Real liturgical corpora are large. OLS v1.0 therefore defines a package layout, manifest, and modular references.
openliturgy-package/
manifest.ols.json
schema/
roles/
persons/
organizations/
texts/
readings/
chants/
rubrics/
blocks/
sections/
ordos/
propers/
calendars/
service-instances/
assets/
commentary/
tests/
valid/
invalid/
Manifest
{
"$schema": "https://ols.otyg.org/schema/v1.0/manifest.schema.json",
"ols_version": "1.0.0",
"type": "manifest",
"package": "org.openliturgy.eotc.core",
"version": "1.0.0",
"title": {
"en": "EOTC Core Liturgical Package"
},
"scope": {
"family": "oriental-orthodox",
"tradition": "eotc",
"profile": "eotc.v1"
},
"dependencies": ["org.openliturgy.common.bible@1", "org.openliturgy.common.psalter@1"],
"license": {
"spec": "Apache-2.0",
"content": "see-individual-sources"
}
}
Package Rules
| Rule | Requirement |
|---|---|
| Manifest | Every distributable package MUST include manifest.ols.json. |
| References | Cross-file references MUST use stable IDs or package-qualified IDs. |
| Assets | Binary files SHOULD be stored outside JSON and linked by URI. |
| Content license | MUST be declared per package and MAY be overridden per entity. |
| Review status | MUST be declared at package level and MAY be overridden per entity. |
A Small Referenced Package
The directory layout is a convention for discoverability; references, not folder order, establish relationships.
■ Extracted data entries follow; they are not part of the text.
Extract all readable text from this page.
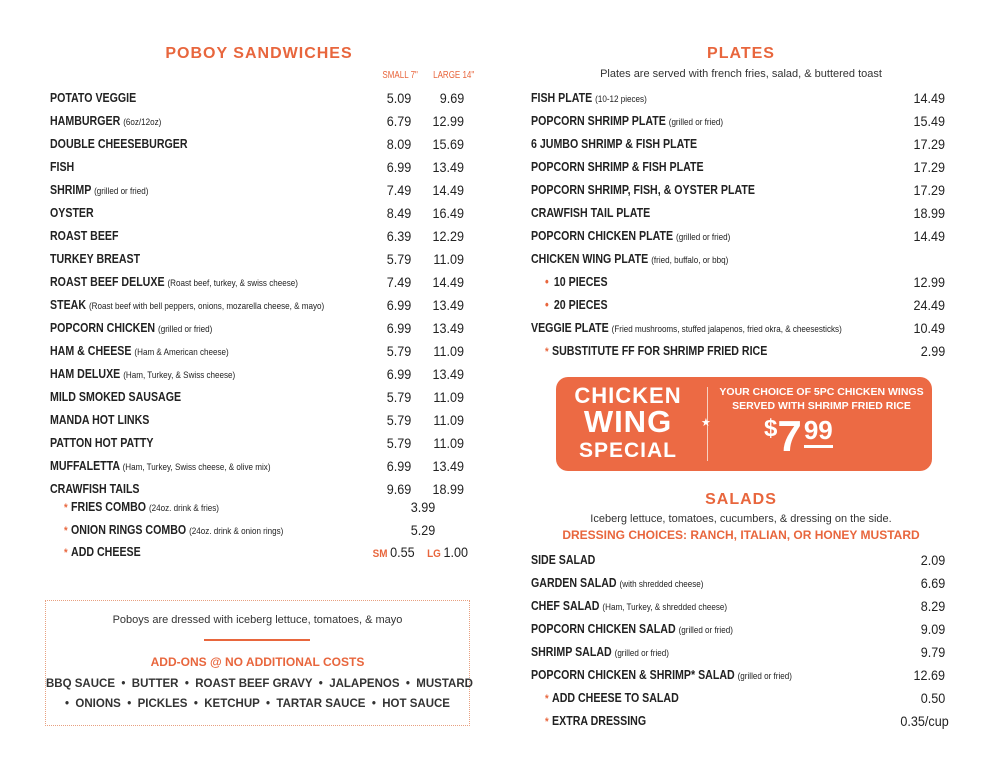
POBOY SANDWICHES
SMALL 7" LARGE 14"
POTATO VEGGIE	5.09 9.69
HAMBURGER (6oz/12oz)	6.79 12.99
DOUBLE CHEESEBURGER	8.09 15.69
FISH	6.99 13.49
SHRIMP (grilled or fried)	7.49 14.49
OYSTER	8.49 16.49
ROAST BEEF	6.39 12.29
TURKEY BREAST	5.79 11.09
ROAST BEEF DELUXE (Roast beef, turkey, & swiss cheese)	7.49 14.49
STEAK (Roast beef with bell peppers, onions, mozarella cheese, & mayo)	6.99 13.49
POPCORN CHICKEN (grilled or fried)	6.99 13.49
HAM & CHEESE (Ham & American cheese)	5.79 11.09
HAM DELUXE (Ham, Turkey, & Swiss cheese)	6.99 13.49
MILD SMOKED SAUSAGE	5.79 11.09
MANDA HOT LINKS	5.79 11.09
PATTON HOT PATTY	5.79 11.09
MUFFALETTA (Ham, Turkey, Swiss cheese, & olive mix)	6.99 13.49
CRAWFISH TAILS	9.69 18.99
* FRIES COMBO (24oz. drink & fries)	3.99
* ONION RINGS COMBO (24oz. drink & onion rings)	5.29
* ADD CHEESE	SM 0.55  LG 1.00
Poboys are dressed with iceberg lettuce, tomatoes, & mayo
ADD-ONS @ NO ADDITIONAL COSTS
BBQ SAUCE  •  BUTTER  •  ROAST BEEF GRAVY  •  JALAPENOS  •  MUSTARD
•  ONIONS  •  PICKLES  •  KETCHUP  •  TARTAR SAUCE  •  HOT SAUCE
PLATES
Plates are served with french fries, salad, & buttered toast
FISH PLATE (10-12 pieces)	14.49
POPCORN SHRIMP PLATE (grilled or fried)	15.49
6 JUMBO SHRIMP & FISH PLATE	17.29
POPCORN SHRIMP & FISH PLATE	17.29
POPCORN SHRIMP, FISH, & OYSTER PLATE	17.29
CRAWFISH TAIL PLATE	18.99
POPCORN CHICKEN PLATE (grilled or fried)	14.49
CHICKEN WING PLATE (fried, buffalo, or bbq)
• 10 PIECES	12.99
• 20 PIECES	24.49
VEGGIE PLATE (Fried mushrooms, stuffed jalapenos, fried okra, & cheesesticks)	10.49
* SUBSTITUTE FF FOR SHRIMP FRIED RICE	2.99
CHICKEN
WING
SPECIAL
★
YOUR CHOICE OF 5PC CHICKEN WINGS
SERVED WITH SHRIMP FRIED RICE
$799
SALADS
Iceberg lettuce, tomatoes, cucumbers, & dressing on the side.
DRESSING CHOICES: RANCH, ITALIAN, OR HONEY MUSTARD
SIDE SALAD	2.09
GARDEN SALAD (with shredded cheese)	6.69
CHEF SALAD (Ham, Turkey, & shredded cheese)	8.29
POPCORN CHICKEN SALAD (grilled or fried)	9.09
SHRIMP SALAD (grilled or fried)	9.79
POPCORN CHICKEN & SHRIMP* SALAD (grilled or fried)	12.69
* ADD CHEESE TO SALAD	0.50
* EXTRA DRESSING	0.35/cup
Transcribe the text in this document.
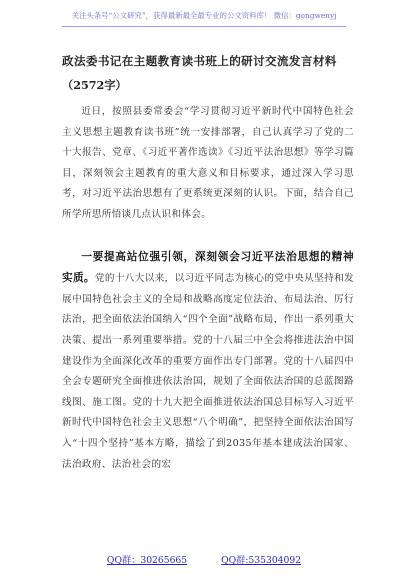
关注头条号“公文研究”，获得最新最全最专业的公文资料库！ 微信：gongwenyj
政法委书记在主题教育读书班上的研讨交流发言材料
（2572字）

近日，按照县委常委会“学习贯彻习近平新时代中国特色社会主义思想主题教育读书班”统一安排部署，自己认真学习了党的二十大报告、党章、《习近平著作选读》《习近平法治思想》等学习篇目，深刻领会主题教育的重大意义和目标要求，通过深入学习思考，对习近平法治思想有了更系统更深刻的认识。下面，结合自己所学所思所悟谈几点认识和体会。

一要提高站位强引领，深刻领会习近平法治思想的精神实质。党的十八大以来，以习近平同志为核心的党中央从坚持和发展中国特色社会主义的全局和战略高度定位法治、布局法治、厉行法治，把全面依法治国纳入“四个全面”战略布局，作出一系列重大决策、提出一系列重要举措。党的十八届三中全会将推进法治中国建设作为全面深化改革的重要方面作出专门部署。党的十八届四中全会专题研究全面推进依法治国，规划了全面依法治国的总蓝图路线图、施工图。党的十九大把全面推进依法治国总目标写入习近平新时代中国特色社会主义思想“八个明确”，把坚持全面依法治国写入“十四个坚持”基本方略，描绘了到2035年基本建成法治国家、法治政府、法治社会的宏

QQ群：30265665	QQ群:535304092
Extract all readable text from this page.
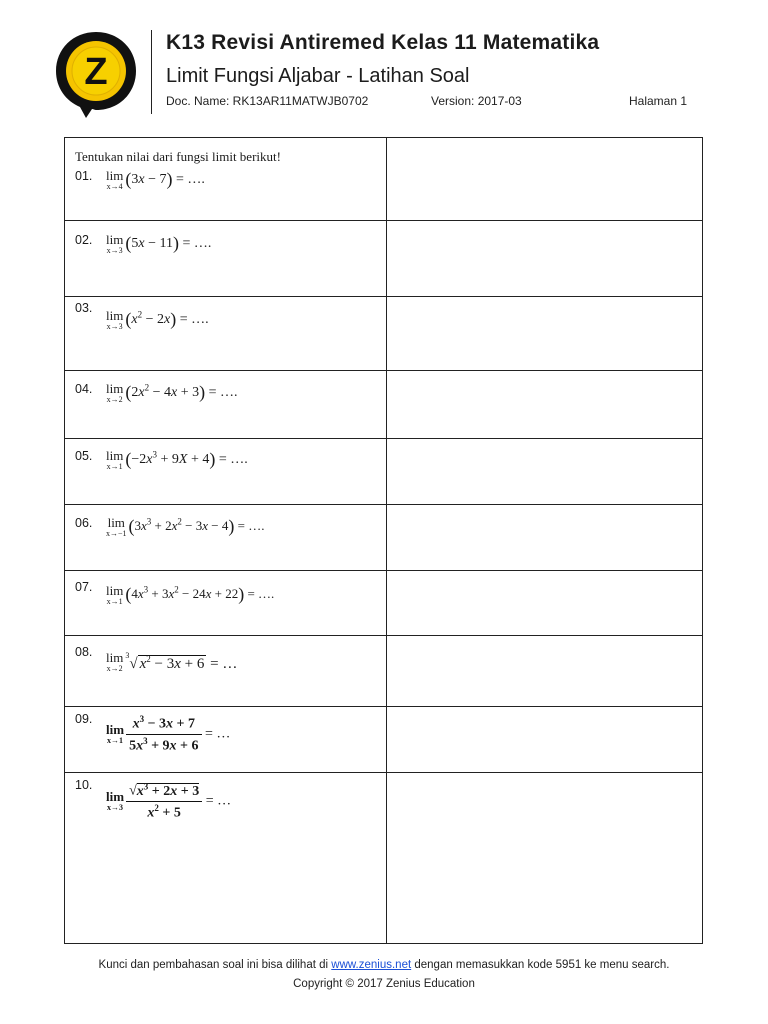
Z
K13 Revisi Antiremed Kelas 11 Matematika
Limit Fungsi Aljabar - Latihan Soal
Doc. Name: RK13AR11MATWJB0702	Version: 2017-03	Halaman 1
Tentukan nilai dari fungsi limit berikut!
01. lim
x→4 (3x − 7) = ….
02. lim
x→3 (5x − 11) = ….
03. lim
x→3 $(x^2 - 2x)$ = ….
04. lim
x→2 $(2x^2 - 4x + 3)$ = ….
05. lim
x→1 $(-2x^3 + 9X + 4)$ = ….
06. lim
x→−1 $(3x^3 + 2x^2 - 3x - 4)$ = ….
07. lim
x→1 $(4x^3 + 3x^2 - 24x + 22)$ = ….
08. lim
x→2
$^3$√ $x^2 - 3x + 6$ = …
09.
lim
$x\to 1 \frac{x^3 - 3x + 7}{5x^3 + 9x + 6}$ = …
10.
lim
$x\to 3 \frac{√x^3 + 2x + 3}{x^2 + 5}$ = …
Kunci dan pembahasan soal ini bisa dilihat di www.zenius.net dengan memasukkan kode 5951 ke menu search.
Copyright © 2017 Zenius Education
A small service package might contain:
openliturgy-package/
manifest.ols.json
roles/
deacon.ols.json
blocks/
kyrie.ols.json
sections/
entrance.ols.json
ordos/
kidase.ols.json
The section can refer to the block by a stable ID:
{
"$schema": "https://ols.otyg.org/schema/v1.0/section.schema.json",
"ols_version": "1.0.0",
"type": "section",
"id": "sec-entrance",
"label": { "en": "Entrance" },
"blocks": [{ "$ref": "block-kyrie" }]
}
Package processors should load the manifest first, resolve declared dependencies, index IDs, and only then resolve cross-file references. This makes failures such as a missing block-kyrie deterministic and easy to report.
Package-Level Defaults
Package metadata can establish a default license or review status, but entity-level metadata can narrow it. An entity must not silently broaden a package restriction. For example, content from a package marked educational-only cannot become approved for sacramental use merely because an entity omits its authority object.